We needed this woman’s mind.
CDC needed her experience, her skills. Her obvious enthusiasm for her profession and excitement about the possibility of working for the world’s number one public health agency all but masked her confinement in that damnable wheelchair, which I had already started developing an attitude toward.
Liz worked for CDC for twenty years. I even had the pleasure of publishing scientific journal articles with her. (I thought I was one for detail!) She was not only a force for making the radiation studies branch of the CDC an internationally recognized research and health communication program, she brought the entire federal government workforce up a notch!
Liz lost her courageous battle with muscular dystrophy on August 25, a few days after she had asked that her feeding tube be removed. I attended her Memorial Service last week, a gentle place of worship for those of the Baha’i faith in the suburbs of Atlanta. She sang in the choir there every Sunday until a year before her death, when she too rapidly lost her ability to manipulate every muscle of her body except those of her Big Beautiful eyes.

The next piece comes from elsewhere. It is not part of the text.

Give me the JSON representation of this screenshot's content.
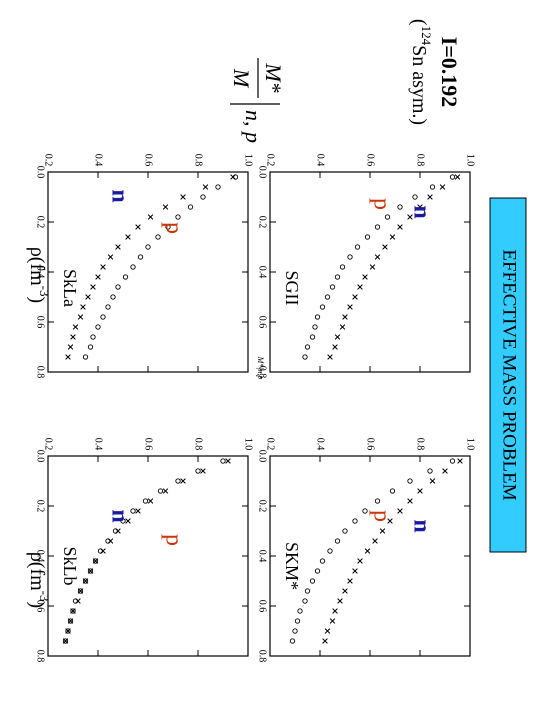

I’ve changed my attitude toward wheelchairs. They do indeed allow people like Liz to roll into your life on a smile and a dream. I am a better person because I knew and worked side-by-side with Elizabeth Donnelly. And the CDC is a better place because this remarkable woman was there.
She will never be forgotten by any of those who were lucky enough to know her, to greet her most days and ask, “How you doing, Liz?” We all knew her reply before the words escaped her mouth: “I’m doing great! Isn’t it a wonderful day?”
I miss you, Liz. So does the world you graced.
Donations to the Muscular Dystrophy Association in the name of Elizabeth Donnelly, Decatur, GA, can be made at www.mda.org.